The hatchlings can live without food and water for a couple of days.
Day Two is transit day.
Early on the morning of Day Three, you’ll get a call from your local post office. Your phone number is printed on the outside of the box so that anyone can see it easily and call you as soon as the shipment arrives.
It’s best to stay near the phone from 6 AM on. They always call early. No one wants to have a box of live animals sitting around their loading dock, especially when it’s hot.
It’s almost May but it’s already warm the day we’re supposed to get the call from the post office.
The garage is clean and ready for the new babies: a brand new starter pen filled with wood shavings and heated to the correct temperature under the brooder lamp. We consider driving to school so that my daughter can be home when the ducklings arrive.
Six o’clock, no call.
Seven o’clock, no call.
My daughter leaves for school.
Eight o’clock and I start to lose it. Why haven’t they called?
I decide to go to the post office. It’s really getting hot. I go around the back since the main door isn’t open yet. It’s very quiet.
No one knows anything about ducklings. Yes, the shipments should be here by now. No, they haven’t seen one for me.
They promise to call.
I go home.
I start a frantic day of research, trying to find a tiny box of baby birds lost somewhere between California and New York. I email the farm to get a tracking number, they send that number, it gets me nothing except in-transit notices on the USPS website. I call the 800 number and they can’t find it either. I decide to go back to the post office.
It’s even hotter now.
And probably I’m very tired from all that cleaning and preparing and waiting all night wondering about a phone call so please understand that when I tell you I start crying when I explain what happened to the post office person who has to listen to my story and we both, at the same time realize:
They’re probably not coming today.
It’s Day Three.
If you have a weeping duck owner standing at your counter who makes you explain exactly how these deliveries work (“where is it coming from? what airport? can I go there?”) then check with your supervisor and make sure, double-triple sure, that there’s no one else to call, no other way to find out where that box is
you may tell her there’s a chance they will come on the afternoon priority shipment.
not a big chance
you can call back around 3
not a big chance
You call your mom and retell the story, still weeping, and together you mourn these three little lives. You try not (but can’t help) thinking about process. And then you wonder what if they’re lost and then found.
What if you still get a delivery?
At three, you call the post office and recount your tale again (keep it together!) and the poor man, so gently, so kindly, tells you no, no box today and then (keep it together!) you ask the question you’ve been holding inside for hours:
“If the box comes tomorrow, and it’s quiet, do I still have to accept it?”

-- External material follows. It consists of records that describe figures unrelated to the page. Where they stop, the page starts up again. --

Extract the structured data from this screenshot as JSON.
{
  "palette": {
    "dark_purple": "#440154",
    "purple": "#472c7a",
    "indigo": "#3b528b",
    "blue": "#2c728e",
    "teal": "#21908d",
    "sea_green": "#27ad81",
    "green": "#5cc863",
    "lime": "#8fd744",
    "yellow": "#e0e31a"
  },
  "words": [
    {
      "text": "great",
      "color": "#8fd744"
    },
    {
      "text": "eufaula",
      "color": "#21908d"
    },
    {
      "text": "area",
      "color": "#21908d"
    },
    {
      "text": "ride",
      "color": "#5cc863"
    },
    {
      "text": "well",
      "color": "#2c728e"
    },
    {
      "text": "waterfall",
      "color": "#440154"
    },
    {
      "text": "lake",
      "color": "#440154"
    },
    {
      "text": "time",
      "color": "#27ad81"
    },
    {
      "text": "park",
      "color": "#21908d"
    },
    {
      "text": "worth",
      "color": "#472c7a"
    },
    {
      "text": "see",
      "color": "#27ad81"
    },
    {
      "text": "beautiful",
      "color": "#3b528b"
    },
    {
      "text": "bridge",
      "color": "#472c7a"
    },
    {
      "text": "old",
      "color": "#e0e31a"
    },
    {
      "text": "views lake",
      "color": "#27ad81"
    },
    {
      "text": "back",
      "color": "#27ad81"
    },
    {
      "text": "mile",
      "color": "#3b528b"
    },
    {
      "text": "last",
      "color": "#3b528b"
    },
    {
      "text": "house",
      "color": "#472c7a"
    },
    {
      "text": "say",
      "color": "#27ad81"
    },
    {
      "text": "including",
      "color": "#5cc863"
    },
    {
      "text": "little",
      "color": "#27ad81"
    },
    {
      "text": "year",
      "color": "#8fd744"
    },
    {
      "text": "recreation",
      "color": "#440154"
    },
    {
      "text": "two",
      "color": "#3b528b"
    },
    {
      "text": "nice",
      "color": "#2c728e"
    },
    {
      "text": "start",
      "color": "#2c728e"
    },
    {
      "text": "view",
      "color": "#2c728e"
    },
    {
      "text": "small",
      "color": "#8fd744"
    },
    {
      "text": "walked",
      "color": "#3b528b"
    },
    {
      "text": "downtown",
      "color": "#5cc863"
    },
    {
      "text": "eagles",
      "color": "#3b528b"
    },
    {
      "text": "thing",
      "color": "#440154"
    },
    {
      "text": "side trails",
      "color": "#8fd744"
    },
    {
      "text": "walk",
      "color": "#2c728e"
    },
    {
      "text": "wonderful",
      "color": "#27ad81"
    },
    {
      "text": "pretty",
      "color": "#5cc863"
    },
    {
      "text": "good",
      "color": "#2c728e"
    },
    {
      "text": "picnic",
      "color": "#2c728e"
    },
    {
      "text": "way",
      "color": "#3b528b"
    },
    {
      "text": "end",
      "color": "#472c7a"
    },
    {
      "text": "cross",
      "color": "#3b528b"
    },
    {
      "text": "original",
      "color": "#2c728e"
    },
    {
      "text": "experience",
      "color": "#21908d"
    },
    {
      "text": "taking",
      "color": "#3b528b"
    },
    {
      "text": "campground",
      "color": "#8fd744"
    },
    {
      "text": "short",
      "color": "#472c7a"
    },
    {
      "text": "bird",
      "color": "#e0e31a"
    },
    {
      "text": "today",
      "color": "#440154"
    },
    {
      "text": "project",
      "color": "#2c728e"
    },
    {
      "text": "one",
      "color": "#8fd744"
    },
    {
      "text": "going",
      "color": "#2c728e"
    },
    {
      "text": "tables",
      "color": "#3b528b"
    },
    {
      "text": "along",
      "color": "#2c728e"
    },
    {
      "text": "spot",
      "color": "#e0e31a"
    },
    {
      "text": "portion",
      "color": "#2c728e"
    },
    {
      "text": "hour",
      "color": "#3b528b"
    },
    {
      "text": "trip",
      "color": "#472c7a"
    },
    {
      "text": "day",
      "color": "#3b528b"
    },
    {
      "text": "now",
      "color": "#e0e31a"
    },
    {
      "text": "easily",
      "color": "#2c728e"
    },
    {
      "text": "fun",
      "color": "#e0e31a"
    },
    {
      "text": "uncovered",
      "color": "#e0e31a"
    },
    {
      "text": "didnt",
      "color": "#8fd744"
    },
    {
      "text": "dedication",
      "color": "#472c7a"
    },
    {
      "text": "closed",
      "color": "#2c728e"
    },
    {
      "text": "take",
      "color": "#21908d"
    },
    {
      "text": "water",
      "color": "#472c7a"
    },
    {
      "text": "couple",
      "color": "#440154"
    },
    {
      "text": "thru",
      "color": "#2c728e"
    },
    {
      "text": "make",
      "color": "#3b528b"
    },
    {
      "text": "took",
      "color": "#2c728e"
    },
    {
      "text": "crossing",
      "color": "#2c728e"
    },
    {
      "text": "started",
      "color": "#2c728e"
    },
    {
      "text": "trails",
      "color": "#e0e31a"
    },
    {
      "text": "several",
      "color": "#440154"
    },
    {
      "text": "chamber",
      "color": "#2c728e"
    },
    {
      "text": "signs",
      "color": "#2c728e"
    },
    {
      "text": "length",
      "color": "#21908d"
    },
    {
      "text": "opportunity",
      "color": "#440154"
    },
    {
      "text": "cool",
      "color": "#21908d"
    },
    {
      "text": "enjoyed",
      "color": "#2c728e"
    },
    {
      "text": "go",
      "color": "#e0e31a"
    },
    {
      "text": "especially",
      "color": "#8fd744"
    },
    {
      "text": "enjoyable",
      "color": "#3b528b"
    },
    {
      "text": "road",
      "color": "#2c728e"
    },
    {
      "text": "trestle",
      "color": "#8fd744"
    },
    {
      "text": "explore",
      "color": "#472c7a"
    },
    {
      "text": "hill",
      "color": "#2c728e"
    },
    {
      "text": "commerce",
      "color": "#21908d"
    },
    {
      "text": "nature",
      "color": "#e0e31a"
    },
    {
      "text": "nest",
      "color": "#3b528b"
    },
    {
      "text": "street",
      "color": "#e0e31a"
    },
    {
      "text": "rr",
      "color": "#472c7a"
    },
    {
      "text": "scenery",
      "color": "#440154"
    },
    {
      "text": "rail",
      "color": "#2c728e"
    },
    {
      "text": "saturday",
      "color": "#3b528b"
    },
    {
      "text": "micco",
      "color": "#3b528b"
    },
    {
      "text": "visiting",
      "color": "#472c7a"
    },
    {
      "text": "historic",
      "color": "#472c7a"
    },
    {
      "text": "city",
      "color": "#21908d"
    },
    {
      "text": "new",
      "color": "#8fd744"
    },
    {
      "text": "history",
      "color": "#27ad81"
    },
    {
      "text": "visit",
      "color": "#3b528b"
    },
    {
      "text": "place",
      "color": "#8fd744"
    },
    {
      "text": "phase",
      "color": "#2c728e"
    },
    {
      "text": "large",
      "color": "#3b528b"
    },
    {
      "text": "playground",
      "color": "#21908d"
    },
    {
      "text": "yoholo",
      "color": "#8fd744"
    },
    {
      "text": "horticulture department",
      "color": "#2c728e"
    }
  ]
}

He says, after the lightest pause,
We hang up quickly.
All night, I dream
(no cloudless sleep)
I ride a storm of replays, bits of conversation, what ifs, what shoulds, what will I do when/if–
In the morning, I send my daughter to school. I feed the ducks and try not to look at the little duckling pen still sitting under the brooder lamp that I haven’t yet turned off.
Around 7, the phone rings.
“Your box is here,” the man says.
I ask, because I have to,
“Can you hear them?”
The rest of the day, and for weeks after, I remember the two words I later told my mom as soon as I got there and back and cut open the box and find that decimated serving of Gro-Gel that I almost but oh my thank God did not turn down.
Note: “Ducklings are sturdy and can be shipped thousands of miles successfully if the shipper knows what he or she is doing,” Dave Holderread writes in Storey’s Guide to Raising Ducks. Holderread also affirms that in his extensive personal experience with USPS, “all the ducklings arrive safely in the vast majority of shipments.”
PS, I sent the post office staff a giant box of chocolates.
PPS, although this took place back in the spring, I just couldn’t write it up until now.